Marina Nazarova, whose son is liable for military service, shares these concerns. “What will conditions be like in the units where our kids serve?” she asked.
She thinks the government has got it wrong and asks, “Is this an instruction to turn my child into a free source of labour? Why haven’t they introduced social programmes?”
Among conscription-age men, the response was mixed – some felt it would be no bad thing to join up during these tough economic times.
“I’d happily join the army,” said Ermek Sepiev who lives in Talgar, a small town not far from Almaty. “There are no jobs in the town at the moment, but there [in the army] you don’t need to think about where to get money for food.”
The majority, however, were against the plan, like Oleg Hvylko from Almaty.
“I don’t have a father so I’m the only man in the family. I’d rather earn money for my sister and mother than join up,” he said. “We’re not about to have a war, and I’m not about to become a criminal. I’d do better to work than serve my country.”
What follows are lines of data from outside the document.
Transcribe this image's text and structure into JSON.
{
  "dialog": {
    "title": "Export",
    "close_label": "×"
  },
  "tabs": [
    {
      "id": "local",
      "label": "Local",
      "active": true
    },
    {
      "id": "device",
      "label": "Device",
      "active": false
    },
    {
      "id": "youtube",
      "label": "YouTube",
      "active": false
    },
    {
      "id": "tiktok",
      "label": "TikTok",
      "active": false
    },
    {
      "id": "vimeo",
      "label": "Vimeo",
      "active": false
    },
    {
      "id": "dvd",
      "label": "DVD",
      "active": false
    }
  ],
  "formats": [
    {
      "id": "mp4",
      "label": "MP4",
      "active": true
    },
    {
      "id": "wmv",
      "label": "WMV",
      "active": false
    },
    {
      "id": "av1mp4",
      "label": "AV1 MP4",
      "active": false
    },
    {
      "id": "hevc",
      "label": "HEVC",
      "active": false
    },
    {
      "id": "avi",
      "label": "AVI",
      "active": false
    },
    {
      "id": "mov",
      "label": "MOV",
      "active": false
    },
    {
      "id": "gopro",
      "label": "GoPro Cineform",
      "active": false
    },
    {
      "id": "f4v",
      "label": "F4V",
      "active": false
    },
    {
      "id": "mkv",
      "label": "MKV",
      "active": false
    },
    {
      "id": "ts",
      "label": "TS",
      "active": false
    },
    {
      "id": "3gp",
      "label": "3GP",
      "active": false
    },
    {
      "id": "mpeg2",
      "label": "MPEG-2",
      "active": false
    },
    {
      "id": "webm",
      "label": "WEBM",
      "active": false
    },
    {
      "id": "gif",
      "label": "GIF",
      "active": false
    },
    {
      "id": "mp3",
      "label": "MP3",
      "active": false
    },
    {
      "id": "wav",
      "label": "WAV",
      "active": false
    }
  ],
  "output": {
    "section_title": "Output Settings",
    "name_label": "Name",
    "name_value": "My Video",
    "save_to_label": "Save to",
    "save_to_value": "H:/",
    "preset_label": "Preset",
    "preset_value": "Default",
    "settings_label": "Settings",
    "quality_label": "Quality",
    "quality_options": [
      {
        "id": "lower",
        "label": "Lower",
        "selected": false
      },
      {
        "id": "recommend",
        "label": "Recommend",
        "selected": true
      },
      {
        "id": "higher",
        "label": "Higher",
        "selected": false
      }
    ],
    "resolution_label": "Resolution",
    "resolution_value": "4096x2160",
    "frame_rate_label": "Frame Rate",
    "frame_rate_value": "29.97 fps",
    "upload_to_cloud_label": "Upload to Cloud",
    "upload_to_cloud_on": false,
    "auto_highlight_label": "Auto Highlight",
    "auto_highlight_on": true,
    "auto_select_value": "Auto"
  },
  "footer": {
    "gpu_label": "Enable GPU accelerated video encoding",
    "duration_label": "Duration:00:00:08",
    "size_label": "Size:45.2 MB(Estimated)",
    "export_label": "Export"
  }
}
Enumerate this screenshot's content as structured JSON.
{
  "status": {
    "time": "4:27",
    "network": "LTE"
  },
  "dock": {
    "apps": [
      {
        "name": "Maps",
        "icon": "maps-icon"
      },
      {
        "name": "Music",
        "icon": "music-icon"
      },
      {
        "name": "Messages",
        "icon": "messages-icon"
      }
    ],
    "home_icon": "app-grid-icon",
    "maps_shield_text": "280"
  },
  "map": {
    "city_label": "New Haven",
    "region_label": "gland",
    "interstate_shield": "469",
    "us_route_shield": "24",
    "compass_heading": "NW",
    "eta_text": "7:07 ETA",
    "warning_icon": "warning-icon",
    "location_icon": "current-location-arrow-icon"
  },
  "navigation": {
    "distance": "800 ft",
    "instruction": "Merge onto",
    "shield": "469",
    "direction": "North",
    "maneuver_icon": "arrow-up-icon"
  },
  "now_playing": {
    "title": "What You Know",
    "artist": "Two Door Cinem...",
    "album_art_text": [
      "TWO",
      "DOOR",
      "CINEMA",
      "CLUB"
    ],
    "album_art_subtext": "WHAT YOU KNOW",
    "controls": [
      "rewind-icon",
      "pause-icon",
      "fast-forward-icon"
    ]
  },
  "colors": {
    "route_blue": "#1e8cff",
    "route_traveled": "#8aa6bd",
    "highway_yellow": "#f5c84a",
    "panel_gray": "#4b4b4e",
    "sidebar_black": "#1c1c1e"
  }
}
Rising unemployment is a direct consequence of the sudden economic downturn in Kazakstan, until recently Central Asia’s economic tiger with huge oil reserves and progressive market reforms. However, its reliance on oil exports and exposure to international financial markets have left it staggering over the last year, and workers are being laid off.
Satpaev believes tackling unemployment among young people needs a more sophisticated approach than simply taking them off the streets and putting them in uniform for a while. The authorities, he says, should “not just rely on the army to sweep up excess labour resources like a vacuum cleaner, but look at those young people who are in need of retraining and proper state support as they look for work”.
From a military perspective, Pashevich said, “A serviceman needs to actually do something. I see no need to feed and water a useless soldier just for the sake of it.”
Olga Shevchenko is an IWPR-trained journalist in Almaty.